He wanders there the whole night and towards midnight comes a little darkness. He is in great trouble; the heavy, sultry air seems to be still in terror of some crime which is to be committed in the morning.
He tries to calm the night by saying aloud: “I shall not do it.”
Then the most wonderful thing happens. The night is seized with a trembling dread. It is no longer the little flakes which are falling, but round about him rustle great and small wings. He hears something flying but does not know whither.
They rush by him; they graze his cheek; they touch his clothes and hands; and he understands what it is. The leaves are falling from the trees; the flowers flee from their stalks; the wings fly away from the butterflies; the song forsakes the birds.
And he understands that when the sun rises his garden will be a waste. Empty, cold, and silent winter shall reign there; no play of butterflies; no song of birds.
He remains until the light comes again, and he is almost astonished when he sees the thick masses of leaves on the trees. “What is it, then,” he says, “which is laid waste if it was not the garden? Not even a blade of grass is missing. It is I who must live in winter and cold hereafter, not the garden. It is as if the mainspring of life were gone. Ah, you old fool, this will pass like everything else. It is too much ado about a little girl.”
How very improperly “it” behaved the morning they were to leave! During the two days after the ball “it” had been rather something inspiring, something exciting; but now when Downie is to leave, when “it” realizes that the end has come, that “it” will never play any part in her life, then it changes to a death thrust, to a deathly coldness.
She feels as if she were dragging a body of stone down the stairs to the breakfast-room. She stretches out a heavy, cold hand of stone when she says good-morning; she speaks with a slow tongue of stone; smiles with hard stone lips. It is a labor, a labor.
But who can help being glad when everything is arranged according to old-fashioned faith and honor.
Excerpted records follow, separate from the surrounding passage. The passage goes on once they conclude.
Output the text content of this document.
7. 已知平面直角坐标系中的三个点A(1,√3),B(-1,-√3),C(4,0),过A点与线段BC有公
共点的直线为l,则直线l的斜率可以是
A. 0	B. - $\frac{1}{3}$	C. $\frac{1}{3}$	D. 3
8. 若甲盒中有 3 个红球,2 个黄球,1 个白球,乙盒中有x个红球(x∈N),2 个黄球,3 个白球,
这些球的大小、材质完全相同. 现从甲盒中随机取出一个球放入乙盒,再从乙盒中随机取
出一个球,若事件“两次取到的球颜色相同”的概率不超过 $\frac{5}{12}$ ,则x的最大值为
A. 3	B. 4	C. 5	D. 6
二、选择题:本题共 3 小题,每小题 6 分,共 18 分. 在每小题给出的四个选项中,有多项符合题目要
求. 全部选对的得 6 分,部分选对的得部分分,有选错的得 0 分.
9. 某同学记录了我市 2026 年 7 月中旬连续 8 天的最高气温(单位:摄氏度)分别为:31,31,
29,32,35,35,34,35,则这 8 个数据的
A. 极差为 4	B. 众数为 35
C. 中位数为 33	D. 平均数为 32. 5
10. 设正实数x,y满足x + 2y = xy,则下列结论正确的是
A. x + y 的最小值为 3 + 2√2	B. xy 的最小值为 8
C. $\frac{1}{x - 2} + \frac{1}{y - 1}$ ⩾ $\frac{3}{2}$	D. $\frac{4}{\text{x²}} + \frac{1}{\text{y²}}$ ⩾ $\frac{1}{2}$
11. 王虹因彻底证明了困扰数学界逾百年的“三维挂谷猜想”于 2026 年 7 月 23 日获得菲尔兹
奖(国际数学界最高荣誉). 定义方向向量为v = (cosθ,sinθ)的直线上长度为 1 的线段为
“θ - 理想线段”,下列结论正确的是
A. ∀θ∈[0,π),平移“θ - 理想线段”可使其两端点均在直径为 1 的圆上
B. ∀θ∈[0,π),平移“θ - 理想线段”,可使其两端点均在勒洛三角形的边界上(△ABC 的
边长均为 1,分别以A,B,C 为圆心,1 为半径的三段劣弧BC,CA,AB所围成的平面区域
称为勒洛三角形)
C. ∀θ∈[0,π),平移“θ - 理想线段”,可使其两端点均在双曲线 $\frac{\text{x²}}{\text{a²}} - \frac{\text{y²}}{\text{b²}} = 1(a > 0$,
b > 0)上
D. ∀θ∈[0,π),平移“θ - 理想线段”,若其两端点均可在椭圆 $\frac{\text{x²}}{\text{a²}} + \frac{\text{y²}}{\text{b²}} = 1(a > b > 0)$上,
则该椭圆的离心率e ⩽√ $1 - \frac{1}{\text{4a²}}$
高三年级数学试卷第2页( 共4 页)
Uncle Theodore turns to Downie at breakfast and explains with a strangely harsh voice that he has decided to give Maurits the position of manager at Laxohyttan; but as the aforesaid young man, continued Uncle, with a strained attempt to return to his usual manner, is not much at home in practical occupations, he may not enter upon the position until he has a wife at his side. Has she, Miss Downie, tended her myrtle so well that she can have a crown and wreath in September?
She feels how he is looking into her face. She knows that he wishes to have a glance as thanks, but she does not look up.
Maurits leaps up. He embraces Uncle and makes a great deal of noise. “But, Anne-Marie, why do you not thank Uncle? You must kiss Uncle Theodore, Anne-Marie. Laxohyttan is the most beautiful place in the world. Come now, Anne-Marie!”